109. Prozesstag: 30. Dezember 2002
Schiebetermin vor Neujahr mit Walter Benjamin
Der heutige Kurztermin zur Überbrückung der Ferientage
wurde ausschließlich mit der Verlesung von Anträgen und
dem Verkünden von Beschlüssen bestritten. Auch die Bundesanwaltschaft
(BAW) hatte diesem Termin offensichtlich keinerlei Bedeutung beigemessen
und als einzigen Vertreter einen bislang Unbekannten ins Rennen
geschickt.
Den größten Teil des ca. einstündigen Verhandlungstages
benötigte Rechtsanwalt König mit dem Verlesen eines 30-minütigen
Antrages, der sich v.a. mit Texten beschäftigte, die in dem
sogen. Literaturarbeitskreis gemeinsame Diskussionsgrundlage gewesen
sein sollen.
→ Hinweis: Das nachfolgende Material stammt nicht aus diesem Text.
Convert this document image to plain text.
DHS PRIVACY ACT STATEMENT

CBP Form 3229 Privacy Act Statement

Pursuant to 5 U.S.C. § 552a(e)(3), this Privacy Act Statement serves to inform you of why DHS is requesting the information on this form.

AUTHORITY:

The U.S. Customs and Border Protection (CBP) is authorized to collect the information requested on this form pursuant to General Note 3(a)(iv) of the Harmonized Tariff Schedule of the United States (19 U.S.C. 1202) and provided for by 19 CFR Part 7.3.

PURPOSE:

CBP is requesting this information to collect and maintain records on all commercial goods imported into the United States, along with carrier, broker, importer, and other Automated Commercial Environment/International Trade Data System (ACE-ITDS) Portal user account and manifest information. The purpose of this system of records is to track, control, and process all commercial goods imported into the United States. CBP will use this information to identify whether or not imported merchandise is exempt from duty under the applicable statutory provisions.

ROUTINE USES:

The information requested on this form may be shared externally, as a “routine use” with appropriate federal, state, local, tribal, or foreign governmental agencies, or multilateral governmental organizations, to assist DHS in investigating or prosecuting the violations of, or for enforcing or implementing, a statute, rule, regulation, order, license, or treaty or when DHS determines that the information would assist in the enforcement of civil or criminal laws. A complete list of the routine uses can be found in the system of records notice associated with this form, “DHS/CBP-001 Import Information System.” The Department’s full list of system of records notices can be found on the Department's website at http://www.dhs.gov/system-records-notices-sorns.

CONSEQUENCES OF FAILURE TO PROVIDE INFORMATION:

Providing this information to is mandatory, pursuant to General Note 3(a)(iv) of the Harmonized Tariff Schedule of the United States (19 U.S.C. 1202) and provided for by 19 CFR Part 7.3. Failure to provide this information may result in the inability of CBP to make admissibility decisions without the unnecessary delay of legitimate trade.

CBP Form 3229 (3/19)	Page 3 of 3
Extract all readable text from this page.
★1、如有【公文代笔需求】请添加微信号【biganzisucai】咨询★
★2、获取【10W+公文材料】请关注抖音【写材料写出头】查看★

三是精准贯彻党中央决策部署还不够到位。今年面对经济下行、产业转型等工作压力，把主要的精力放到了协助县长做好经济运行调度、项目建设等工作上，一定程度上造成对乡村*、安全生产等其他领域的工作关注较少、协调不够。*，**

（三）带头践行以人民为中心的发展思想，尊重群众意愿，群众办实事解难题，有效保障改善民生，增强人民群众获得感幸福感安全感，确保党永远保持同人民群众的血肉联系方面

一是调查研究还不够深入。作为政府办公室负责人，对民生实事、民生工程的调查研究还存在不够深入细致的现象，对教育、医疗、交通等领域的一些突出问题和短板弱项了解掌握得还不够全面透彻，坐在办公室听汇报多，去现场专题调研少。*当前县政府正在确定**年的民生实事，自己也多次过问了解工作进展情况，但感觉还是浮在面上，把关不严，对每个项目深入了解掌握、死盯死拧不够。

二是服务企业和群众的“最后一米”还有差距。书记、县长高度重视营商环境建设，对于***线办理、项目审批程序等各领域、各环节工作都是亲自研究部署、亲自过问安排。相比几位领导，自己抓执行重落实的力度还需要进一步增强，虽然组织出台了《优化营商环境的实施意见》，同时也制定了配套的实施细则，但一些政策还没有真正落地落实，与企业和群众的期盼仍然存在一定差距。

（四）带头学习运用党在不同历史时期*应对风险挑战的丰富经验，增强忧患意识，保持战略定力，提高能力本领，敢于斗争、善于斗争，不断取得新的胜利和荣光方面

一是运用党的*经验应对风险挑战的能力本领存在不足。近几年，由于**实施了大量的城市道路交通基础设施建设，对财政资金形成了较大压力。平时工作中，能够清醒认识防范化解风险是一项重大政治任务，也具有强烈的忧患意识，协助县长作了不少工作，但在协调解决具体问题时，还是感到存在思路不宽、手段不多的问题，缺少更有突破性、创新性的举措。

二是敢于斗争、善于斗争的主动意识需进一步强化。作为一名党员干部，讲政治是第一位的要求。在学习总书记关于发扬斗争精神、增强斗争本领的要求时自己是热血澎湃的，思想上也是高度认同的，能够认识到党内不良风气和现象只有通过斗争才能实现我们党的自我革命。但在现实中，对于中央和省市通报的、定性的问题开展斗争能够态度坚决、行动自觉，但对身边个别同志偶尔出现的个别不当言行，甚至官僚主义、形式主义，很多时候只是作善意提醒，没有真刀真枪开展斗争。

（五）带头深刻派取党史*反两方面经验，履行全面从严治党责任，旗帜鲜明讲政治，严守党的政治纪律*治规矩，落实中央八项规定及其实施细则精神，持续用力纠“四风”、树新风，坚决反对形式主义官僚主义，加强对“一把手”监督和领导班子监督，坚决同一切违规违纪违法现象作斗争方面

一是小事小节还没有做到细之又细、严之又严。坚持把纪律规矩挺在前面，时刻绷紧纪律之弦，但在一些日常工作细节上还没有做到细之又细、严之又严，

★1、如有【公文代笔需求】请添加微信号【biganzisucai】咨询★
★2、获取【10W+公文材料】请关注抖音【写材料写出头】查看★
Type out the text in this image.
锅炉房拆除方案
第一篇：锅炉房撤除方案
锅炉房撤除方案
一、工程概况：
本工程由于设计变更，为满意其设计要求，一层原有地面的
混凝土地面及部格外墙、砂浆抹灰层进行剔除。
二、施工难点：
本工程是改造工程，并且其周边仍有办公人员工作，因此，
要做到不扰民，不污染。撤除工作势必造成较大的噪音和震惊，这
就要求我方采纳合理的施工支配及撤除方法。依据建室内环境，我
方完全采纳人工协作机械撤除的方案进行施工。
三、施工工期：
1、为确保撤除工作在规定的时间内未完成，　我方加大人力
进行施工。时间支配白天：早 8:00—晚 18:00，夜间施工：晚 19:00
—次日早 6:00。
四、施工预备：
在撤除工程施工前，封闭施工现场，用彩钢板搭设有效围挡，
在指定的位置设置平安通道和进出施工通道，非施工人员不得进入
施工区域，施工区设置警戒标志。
Diesen Arbeitskreis hatte der Angeklagte Sch. in seiner
Einlassung für sich und seine Frau Sabine E. als neue inhaltliche
Orientierung, nach ihrer Abkehr von einer militanten Politik, benannt.
Zwei weitere Zeuginnen sowie der Angeklagte H. hatten danach ihre
Mitarbeit in diesem Arbeitskreis bekundet und damit die Einlassung
von Rudolf Sch. bestätigt.
Die Verteidigung referierte heute, dass sich die Beteiligten mit
Texten von Sartre, Adorno/Horkheimer, Kristeva, Irigary und Benjamin
auf die Suche nach "neuen geistigen Horizonten" und neuer
inhaltlicher Neuorientierung begeben hätten, nachdem Sch. und
E. ihre Mitgliedschaft in den RZ; Ende 1987; aufgegeben hatten.
Die Beschäftigung mit neuen inhaltlichen Fragestellungen, so
Rechtsanwalt König, belege die bewußt vollzogene Abkehr
von dem Primat einer militanten Politik. Nach 1987 habe es seitens
von Rudolf Sch. und Sabine E. keine Kontakte mehr mit den RZ gegeben,
damit also auch nicht mit Mousli, der sich damals für ein Weitermachen
in den RZ entschieden hätte.
Auch von Philosophie hat der Kronzeuge keine Ahnung
Dass Mousli in seiner Befragung in der Hauptverhandlung einige
der genannten AutorInnen bzw. die ihm benannten Texte nicht kannte,
sei ein deutliches Zeichen dafür, dass es zwischen 1987 und
1990 keine Kontakte mehr zwischen Mousli und dem Ehepaar Sch./E.
gegeben habe.
Die Abkehr von der Politik der RZ sei auch schon Ende 1987 in dem
von Sabine E. verfaßtem "Abgesang auf die revolutionären
Zellen" formuliert worden, wie mit einem längeren Zitat
aus den "Früchten des Zorns" ("Was ist das Patriarchat")
belegt werden sollte.
Auch die von Mousli behaupteten inhaltlichen Kontroversen und antagonistischen
Standpunkte innerhalb der RZ wurden, unter Bezug auf die in den
"Früchten des Zorns" dokumentierten Stellungnahmen, als offensichtlich
unsinnig bezeichnet.
Zur Illustration der Themenkomplexe mit denen sich der Literaturarbeitskreis
beschäftigt haben will, mussten die Prozessbeteiligten zum
Jahresabschluss verschiedene Kostproben aus der "Dialektik
der Aufklärung" mit dem bezeichnenden Untertitel "Zur
Genese der Dummheit", aus Kristevas "Die Revolution der
poetischen Sprache", aus Irigarys "Das Geschlecht das
nicht eins ist" sowie aus Benjamins "Über den Begriff
der Geschichte", über sich ergehen lassen.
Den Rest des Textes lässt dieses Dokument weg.